The imminent advent of Quantum Computers poses a significant threat to the cryptographic algorithms supporting the public key infrastructure (PKI) of widely used communication protocols. High Performance Computing (HPC) data centers among other interested parties are well aware of the catastrophic consequences quantum attacks could have on their PKI and are consequently transitioning to Post-Quantum Cryptographic (PQC) methods, despite the substantial overhead this introduces for handling incoming network packets. This work addresses the transition to PQC within the context of the Cloud-Edge Continuum by integrating the Open Quantum Safe (OQS) library into the accelerated strongSwan developed by Mellanox for Data Processing Units (DPUs).
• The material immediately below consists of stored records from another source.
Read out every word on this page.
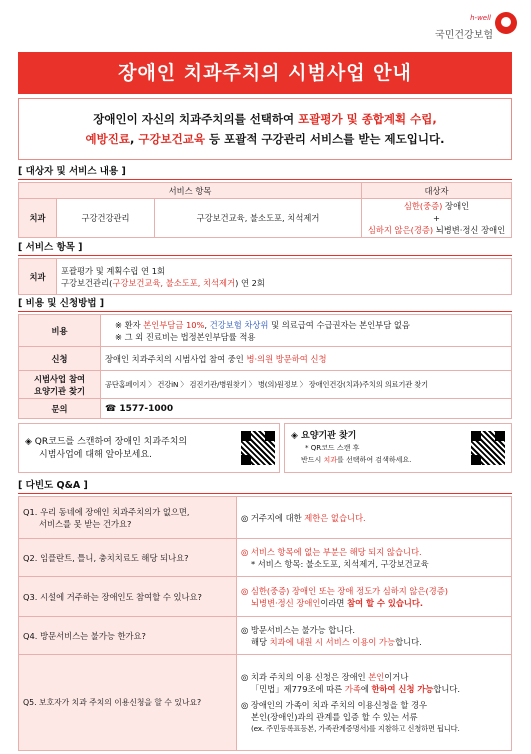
h-well
국민건강보험
장애인 치과주치의 시범사업 안내
장애인이 자신의 치과주치의를 선택하여 포괄평가 및 종합계획 수립,
예방진료, 구강보건교육 등 포괄적 구강관리 서비스를 받는 제도입니다.
[ 대상자 및 서비스 내용 ]
서비스 항목			대상자
치과	구강건강관리	구강보건교육, 불소도포, 치석제거	심한(중증) 장애인
+
심하지 않은(경증) 뇌병변·정신 장애인
[ 서비스 항목 ]
치과	
포괄평가 및 계획수립 연 1회
구강보건관리(구강보건교육, 불소도포, 치석제거) 연 2회
[ 비용 및 신청방법 ]
비용	※ 환자 본인부담금 10%, 건강보험 차상위 및 의료급여 수급권자는 본인부담 없음
※ 그 외 진료비는 법정본인부담률 적용

신청	장애인 치과주치의 시범사업 참여 중인 병·의원 방문하여 신청

시범사업 참여
요양기관 찾기	공단홈페이지 〉 건강iN 〉 검진기관/병원찾기 〉 병(의)원정보 〉 장애인건강(치과)주치의 의료기관 찾기
문의	☎ 1577-1000
◈ QR코드를 스캔하여 장애인 치과주치의
시범사업에 대해 알아보세요.
◈ 요양기관 찾기
* QR코드 스캔 후
반드시 치과를 선택하여 검색하세요.
[ 다빈도 Q&A ]
Q1. 우리 동네에 장애인 치과주치의가 없으면,
서비스를 못 받는 건가요?	◎ 거주지에 대한 제한은 없습니다.
Q2. 임플란트, 틀니, 충치치료도 해당 되나요?	◎ 서비스 항목에 없는 부분은 해당 되지 않습니다.
* 서비스 항목: 불소도포, 치석제거, 구강보건교육

Q3. 시설에 거주하는 장애인도 참여할 수 있나요?	◎ 심한(중증) 장애인 또는 장애 정도가 심하지 않은(경증)
뇌병변·정신 장애인이라면 참여 할 수 있습니다.

Q4. 방문서비스는 불가능 한가요?	◎ 방문서비스는 불가능 합니다.
해당 치과에 내원 시 서비스 이용이 가능합니다.

Q5. 보호자가 치과 주치의 이용신청을 할 수 있나요?	◎ 치과 주치의 이용 신청은 장애인 본인이거나
「민법」제779조에 따른 가족에 한하여 신청 가능합니다.
◎ 장애인의 가족이 치과 주치의 이용신청을 할 경우
본인(장애인)과의 관계를 입증 할 수 있는 서류
(ex. 주민등록표등본, 가족관계증명서)를 지참하고 신청하면 됩니다.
This integration offloads cryptographic operations from central servers to data DPUs distributed across the cloud-edge continuum. Our solution ensures quantum security by providing PQ authentication through CRYSTALS-Dilithium or CRYSTALS-FALCON, PQ key exchanges via CRYSTALS-Kyber, and confidential data transmission using AES-256. Additionally, the deployment of this implementation on DPUs helps reduce the computational load on both HPC data centers and edge devices, promoting more efficient and secure operations across the entire cloud-edge continuum.